И наивысший небесный круг, несущий на себе звезды и вращающийся более быстро, двигался, издавая высокий и резкий звук; и с самым низким звуком двигался вот этот, лунный и низший круг; поскольку Земля, девятая по счету, всегда находится в одном и том же месте, держась посреди мира. И восемь путей, два из которых обладают одинаковой силой, издают семь звуков, разделенных промежутками, каковое число, можно сказать, есть узел всех вещей, поскольку, воспроизведя это на струнах и посредством пения, ученые люди открыли себе путь для возвращения в это место…

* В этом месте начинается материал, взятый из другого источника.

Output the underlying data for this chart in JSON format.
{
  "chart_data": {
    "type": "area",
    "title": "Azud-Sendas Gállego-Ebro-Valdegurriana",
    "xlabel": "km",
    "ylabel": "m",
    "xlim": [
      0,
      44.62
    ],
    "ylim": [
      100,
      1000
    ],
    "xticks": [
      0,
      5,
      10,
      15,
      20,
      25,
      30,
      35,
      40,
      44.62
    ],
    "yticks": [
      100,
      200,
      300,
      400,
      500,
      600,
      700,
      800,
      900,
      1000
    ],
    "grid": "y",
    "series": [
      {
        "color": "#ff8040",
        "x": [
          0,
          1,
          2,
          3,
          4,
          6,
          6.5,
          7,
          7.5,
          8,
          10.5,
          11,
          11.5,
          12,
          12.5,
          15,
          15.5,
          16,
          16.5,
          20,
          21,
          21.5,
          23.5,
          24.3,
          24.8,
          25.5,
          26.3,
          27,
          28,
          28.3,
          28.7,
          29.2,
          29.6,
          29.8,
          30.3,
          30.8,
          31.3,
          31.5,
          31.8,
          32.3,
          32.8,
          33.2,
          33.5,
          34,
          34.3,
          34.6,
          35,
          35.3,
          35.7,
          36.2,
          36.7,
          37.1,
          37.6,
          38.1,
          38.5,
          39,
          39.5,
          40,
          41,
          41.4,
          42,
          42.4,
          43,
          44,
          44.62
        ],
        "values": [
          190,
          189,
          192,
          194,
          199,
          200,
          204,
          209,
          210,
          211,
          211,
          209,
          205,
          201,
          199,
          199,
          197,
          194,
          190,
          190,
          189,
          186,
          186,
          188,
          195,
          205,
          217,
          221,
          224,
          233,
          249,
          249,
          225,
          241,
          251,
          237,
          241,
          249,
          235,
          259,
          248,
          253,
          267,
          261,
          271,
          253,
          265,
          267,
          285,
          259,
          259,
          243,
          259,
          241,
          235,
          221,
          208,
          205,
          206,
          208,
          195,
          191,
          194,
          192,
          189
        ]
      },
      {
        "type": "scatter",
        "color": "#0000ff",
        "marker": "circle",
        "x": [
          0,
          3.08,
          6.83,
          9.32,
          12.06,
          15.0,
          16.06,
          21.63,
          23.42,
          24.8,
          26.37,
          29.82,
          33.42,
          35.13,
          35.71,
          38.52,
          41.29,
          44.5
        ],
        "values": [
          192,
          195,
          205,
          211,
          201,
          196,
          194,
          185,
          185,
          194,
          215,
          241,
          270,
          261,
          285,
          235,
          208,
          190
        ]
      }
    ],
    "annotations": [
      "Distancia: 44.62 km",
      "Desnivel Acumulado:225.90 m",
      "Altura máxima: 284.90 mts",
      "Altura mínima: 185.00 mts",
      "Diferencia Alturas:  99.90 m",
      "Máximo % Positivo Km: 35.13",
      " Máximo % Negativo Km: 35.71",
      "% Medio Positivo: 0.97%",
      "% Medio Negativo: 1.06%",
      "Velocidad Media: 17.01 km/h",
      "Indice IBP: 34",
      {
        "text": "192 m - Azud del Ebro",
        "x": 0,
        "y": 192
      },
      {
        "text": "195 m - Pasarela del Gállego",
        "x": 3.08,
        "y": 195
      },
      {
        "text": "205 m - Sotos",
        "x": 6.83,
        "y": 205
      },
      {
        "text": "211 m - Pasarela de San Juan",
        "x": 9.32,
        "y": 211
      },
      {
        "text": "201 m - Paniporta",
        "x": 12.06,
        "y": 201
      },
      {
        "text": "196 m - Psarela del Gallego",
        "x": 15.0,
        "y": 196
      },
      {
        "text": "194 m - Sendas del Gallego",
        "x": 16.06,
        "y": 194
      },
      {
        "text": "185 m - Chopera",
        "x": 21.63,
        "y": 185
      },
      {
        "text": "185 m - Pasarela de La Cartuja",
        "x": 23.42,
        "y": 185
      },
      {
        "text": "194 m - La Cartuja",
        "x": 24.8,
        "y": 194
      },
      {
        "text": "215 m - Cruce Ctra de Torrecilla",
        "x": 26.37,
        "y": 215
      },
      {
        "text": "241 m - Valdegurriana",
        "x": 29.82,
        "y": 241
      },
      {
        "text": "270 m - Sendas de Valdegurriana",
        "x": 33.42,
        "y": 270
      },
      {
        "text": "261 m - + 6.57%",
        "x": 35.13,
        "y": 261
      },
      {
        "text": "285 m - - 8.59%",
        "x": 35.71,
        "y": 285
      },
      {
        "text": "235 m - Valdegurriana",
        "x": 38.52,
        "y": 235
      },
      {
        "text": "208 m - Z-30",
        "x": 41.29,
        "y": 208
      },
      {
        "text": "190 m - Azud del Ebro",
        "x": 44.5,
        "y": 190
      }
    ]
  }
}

И колеса стучали, и он спал и не видел, как снег за окном истлел, а потом и вовсе сошел на нет, уступая место сначала мягкой робкой зелени, потом яростной кислотной торжествующей зелени, и деревья оделись в розовое, и далеко-далеко, на краю дымящегося поля, вставало багряное солнце. А он все спал на верхней полке, сжимая в руке мертвый телефон, и ноги его подергивались во сне.